Die Königin des Folks - damals und jetzt

Wiltz/Luxemburg · Joan Baez hat Bob Dylans Drogen im Klo runtergespült, ist für das Abwerben von US-Wehrdienstleistenden ins Gefängnis gewandert und war Mitstreiterin von Martin Luther King. Fast 60 Jahre nach Beginn ihrer Weltkarriere hat die Folk-legende in Luxemburg ihr Publikum von den Stühlen gerissen.

 Joan Baez singt seit 60 Jahren Folksongs für den Weltfrieden – auch auf der Freilichtbühne im luxemburgischen Wiltz. Foto: Christian Dirr

Joan Baez singt seit 60 Jahren Folksongs für den Weltfrieden – auch auf der Freilichtbühne im luxemburgischen Wiltz. Foto: Christian Dirr

Foto: christiane wolff (woc) ("TV-Upload wolff"

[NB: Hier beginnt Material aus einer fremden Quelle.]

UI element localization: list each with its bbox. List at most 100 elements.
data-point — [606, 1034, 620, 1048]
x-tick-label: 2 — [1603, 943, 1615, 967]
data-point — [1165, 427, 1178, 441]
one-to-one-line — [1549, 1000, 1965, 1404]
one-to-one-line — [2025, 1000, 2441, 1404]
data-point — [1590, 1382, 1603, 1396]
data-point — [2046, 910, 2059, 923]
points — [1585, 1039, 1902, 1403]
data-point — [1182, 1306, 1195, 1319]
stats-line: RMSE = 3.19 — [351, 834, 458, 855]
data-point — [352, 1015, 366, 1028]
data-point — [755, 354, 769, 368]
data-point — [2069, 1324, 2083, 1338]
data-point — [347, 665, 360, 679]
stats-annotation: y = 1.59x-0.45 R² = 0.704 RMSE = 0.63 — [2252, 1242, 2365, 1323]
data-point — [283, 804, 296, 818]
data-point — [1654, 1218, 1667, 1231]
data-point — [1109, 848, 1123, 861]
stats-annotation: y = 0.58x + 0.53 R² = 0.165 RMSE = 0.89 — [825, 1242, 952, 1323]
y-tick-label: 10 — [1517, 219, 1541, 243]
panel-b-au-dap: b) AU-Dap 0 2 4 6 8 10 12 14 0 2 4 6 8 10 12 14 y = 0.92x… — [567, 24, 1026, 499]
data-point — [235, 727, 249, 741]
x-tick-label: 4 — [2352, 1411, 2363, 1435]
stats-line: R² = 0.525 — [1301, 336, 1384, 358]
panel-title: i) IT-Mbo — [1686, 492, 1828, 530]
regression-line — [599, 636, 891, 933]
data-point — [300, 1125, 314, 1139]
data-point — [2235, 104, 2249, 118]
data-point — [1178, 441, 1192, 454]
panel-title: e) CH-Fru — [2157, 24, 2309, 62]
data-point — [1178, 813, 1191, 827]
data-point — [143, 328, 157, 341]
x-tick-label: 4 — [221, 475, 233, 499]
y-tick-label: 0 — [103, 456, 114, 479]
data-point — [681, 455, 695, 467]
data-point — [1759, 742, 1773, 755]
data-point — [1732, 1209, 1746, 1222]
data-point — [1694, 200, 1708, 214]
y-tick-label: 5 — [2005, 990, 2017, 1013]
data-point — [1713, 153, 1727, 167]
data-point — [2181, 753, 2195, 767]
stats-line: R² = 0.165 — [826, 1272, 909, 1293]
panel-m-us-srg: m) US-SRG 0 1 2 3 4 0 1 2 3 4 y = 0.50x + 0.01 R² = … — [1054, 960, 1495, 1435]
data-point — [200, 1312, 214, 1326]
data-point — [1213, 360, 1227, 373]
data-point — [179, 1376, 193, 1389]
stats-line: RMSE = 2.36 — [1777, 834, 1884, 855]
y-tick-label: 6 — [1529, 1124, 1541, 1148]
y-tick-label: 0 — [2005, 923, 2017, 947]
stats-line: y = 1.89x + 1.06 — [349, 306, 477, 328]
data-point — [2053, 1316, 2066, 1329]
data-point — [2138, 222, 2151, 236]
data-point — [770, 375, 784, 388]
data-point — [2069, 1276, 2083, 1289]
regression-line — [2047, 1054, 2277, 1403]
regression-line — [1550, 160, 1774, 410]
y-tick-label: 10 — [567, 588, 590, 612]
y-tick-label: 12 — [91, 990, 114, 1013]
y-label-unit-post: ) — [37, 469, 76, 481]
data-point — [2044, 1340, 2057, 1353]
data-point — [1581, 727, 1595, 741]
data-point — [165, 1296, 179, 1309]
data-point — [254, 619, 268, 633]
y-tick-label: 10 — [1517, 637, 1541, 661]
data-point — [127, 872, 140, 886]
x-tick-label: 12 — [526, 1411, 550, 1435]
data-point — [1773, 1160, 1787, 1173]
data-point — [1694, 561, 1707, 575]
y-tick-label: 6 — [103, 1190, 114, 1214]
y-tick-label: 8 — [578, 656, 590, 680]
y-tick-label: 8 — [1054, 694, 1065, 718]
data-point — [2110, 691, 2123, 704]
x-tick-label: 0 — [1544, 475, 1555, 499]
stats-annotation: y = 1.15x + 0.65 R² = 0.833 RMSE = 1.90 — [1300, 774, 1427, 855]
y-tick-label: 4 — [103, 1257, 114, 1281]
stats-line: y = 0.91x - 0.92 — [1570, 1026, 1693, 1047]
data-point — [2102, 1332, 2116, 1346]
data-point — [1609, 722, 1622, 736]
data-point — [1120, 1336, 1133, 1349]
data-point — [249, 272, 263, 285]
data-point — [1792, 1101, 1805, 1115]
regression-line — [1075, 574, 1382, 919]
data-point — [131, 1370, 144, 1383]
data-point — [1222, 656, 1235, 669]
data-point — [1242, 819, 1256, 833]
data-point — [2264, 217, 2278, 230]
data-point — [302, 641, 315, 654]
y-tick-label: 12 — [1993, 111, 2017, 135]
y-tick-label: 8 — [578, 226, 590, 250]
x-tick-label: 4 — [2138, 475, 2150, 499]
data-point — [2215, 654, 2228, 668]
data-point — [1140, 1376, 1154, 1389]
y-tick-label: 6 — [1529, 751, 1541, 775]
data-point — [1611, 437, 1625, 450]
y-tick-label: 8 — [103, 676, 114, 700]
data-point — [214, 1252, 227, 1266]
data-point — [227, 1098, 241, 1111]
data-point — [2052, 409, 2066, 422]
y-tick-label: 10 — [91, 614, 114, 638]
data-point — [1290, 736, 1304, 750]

Wiltz/Luxemburg. Als ich 13 Jahre alt war, gab es noch ein Paradies für mich. Dessen Pforte lag am anderen Ende des Hausflurs. Und wenn mein großer Bruder nicht da war, durfte ich es betreten.
Das Zweitbeste in seinem Zimmer: ein großes Bett mit flauschigem Matratzenbezug. Das Beste: seine Schallplattensammlung. Darunter das Joan-Baez-Doppelalbum "The first ten years", erschienen 1970, fünf Jahre vor meiner Geburt.
Die englischen Texte verstand ich nur bruchstückhaft. Egal. Die Eindringlichkeit der Musik bedurfte keines intellektuellen Begreifens. Joan Baez' Stimme ging direkt unter die Haut. Die schöne schwarzhaarige Frau auf dem Cover war meine erste große Liebe, mit Nachwehen bis heute.
Jetzt steht sie da auf der Bühne. Ihre Stimme - früher glasklar und schneidend hoch, in den Jahren dazwischen mit typischer Folkfarbe - ist älter geworden. Durchdringend ist sie nicht mehr, berührend und stark immer noch. Weniger Schmerz, mehr Gelassenheit liegt darin.
Baez - begleitet von ihrem Sohn Gabe Harris (Percussions), David Powell (Gitarre, Klavier) und der jungen amerikanischen Sängerin Grace Stumberg - singt fast vergessene Folksongs ("Freight Train"), Lieder, die für sie geschrieben wurden ("God is God" von Steve Earle) und, natürlich, Bob-Dylan-Cover ("It's all over now baby blue", "Don't think twice it's allright"). Das Publikum im ausverkauften Amphitheater in Wiltz - alt genug um zu wissen, dass man von einem Konzert nicht das nach Hause trägt, was man bunt und digital im Handy abgespeichert hat - hört und sieht zu, statt sich mit seinen Smartphones zu beschäftigen.
Ihren einzigen wirklich erfolgreichen selbst geschriebenen Song "Diamonds and Rust" moderiert Baez nicht wie so oft bei ihren Auftritten an mit den Worten "For the most talented and crazy person I've ever met" (Für die talentierteste und verrückteste Person, die ich je getroffen habe). Dass es immer noch um Bob Dylan geht, ist trotzdem klar: Im Ursprungstext heißt es, dass ihr letztes Geschenk an den Geliebten zehn Jahre zurückliege. In Wiltz dichtet Baez die Stelle um zu 50 Jahren. Baez, damals schon ein Star der Folk-szene, nahm den Anfang der 1960er noch unbekannten Dylan mit auf Tour und machte ihn ihrem großen Publikum bekannt.
Das eigentliche Anliegen ihres Lebens und Schaffens - Protest gegen Krieg und Diskriminierung - lässt die 74-Jährige auch diesmal nicht außen vor: Mit dem Anti-Rassismus-Song "Deportee" von Woody Guthrie mahnt sie die reichen Länder an, Flüchtlinge willkommen zu heißen.
Nach eineinhalb Stunden verabschieden sich Baez und ihre Band. Das Publikum reißt es von den Sitzen. Zweimal kommt der Weltstar zurück zur Zugabe. Bei John Lennons "Imagine" gibt's nur sie und ihre Gitarre. So, wie vor 60 Jahren.
"The queen of folk music then an now" hat Bob Dylan sie bei seiner Rede anlässlich einer Preisverleihung im Februar 2015 in Los Angeles genannt. Ja. Sie ist es immer noch. Und sie wird es immer sein.